In 1919, Breen began commuting back and forth between Dublin and Tipperary – something he did for much of the rest of his life. In later years he travelled by car. During the Tan War he made the journey any way he could: ‘I'd travel by train, car, or cycle and sometimes I walked. I remember leaving Dublin one morning at 6.30 and I had a meeting in Tipperary at 6 o'clock that evening and I was the only one in time. Actually I was there ahead of time and with bad roads and carrying all my artillery too. I'd walk from Dublin to Tipperary in ten hours and fifteen or sixteen hours to make Cork from Dublin. It used to take me five days to walk to Cork across the fields.'

The absence of these enterprising young men from their homes in Tipperary hit their relatives hard.
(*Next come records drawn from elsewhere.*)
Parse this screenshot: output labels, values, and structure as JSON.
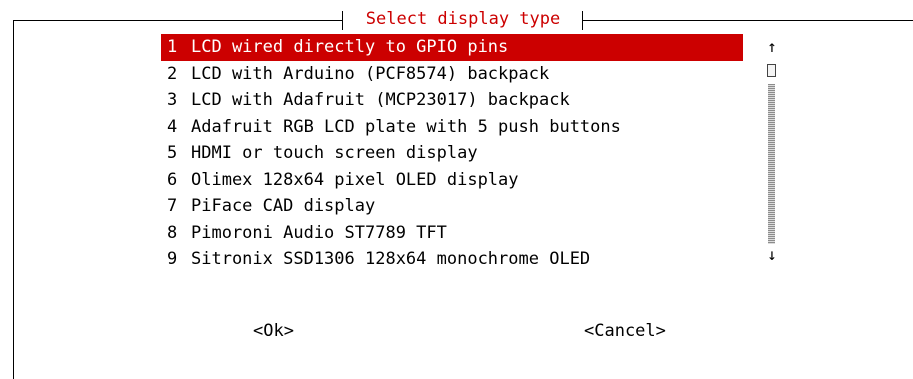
{
  "dialog": {
    "title": "Select display type",
    "items": [
      {
        "num": "1",
        "label": "LCD wired directly to GPIO pins",
        "selected": true
      },
      {
        "num": "2",
        "label": "LCD with Arduino (PCF8574) backpack"
      },
      {
        "num": "3",
        "label": "LCD with Adafruit (MCP23017) backpack"
      },
      {
        "num": "4",
        "label": "Adafruit RGB LCD plate with 5 push buttons"
      },
      {
        "num": "5",
        "label": "HDMI or touch screen display"
      },
      {
        "num": "6",
        "label": "Olimex 128x64 pixel OLED display"
      },
      {
        "num": "7",
        "label": "PiFace CAD display"
      },
      {
        "num": "8",
        "label": "Pimoroni Audio ST7789 TFT"
      },
      {
        "num": "9",
        "label": "Sitronix SSD1306 128x64 monochrome OLED"
      }
    ],
    "scroll": {
      "up": "↑",
      "down": "↓"
    },
    "buttons": {
      "ok": "<Ok>",
      "cancel": "<Cancel>"
    }
  },
  "colors": {
    "accent": "#cc0000",
    "background": "#ffffff",
    "text": "#000000"
  }
}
Treacy and Breen were the main providers for their respective families. Eamon O'Duibhir was summoned to Dublin in 1919 by Tom Johnson and William O'Brien from the Labour Party. Acting on behalf on the National Aid League, they offered him £200 to help meet his expenses. He turned it down but was advised by the Labour men to find out if anything useful could be done with the money back in Tipperary. He discussed it with Cumann na mBan and they pointed out that certain local families, such as Dan Breen's mother, were in a very bad way financially. National Aid gave O'Duibhir some money for these families; Mrs Breen got £80.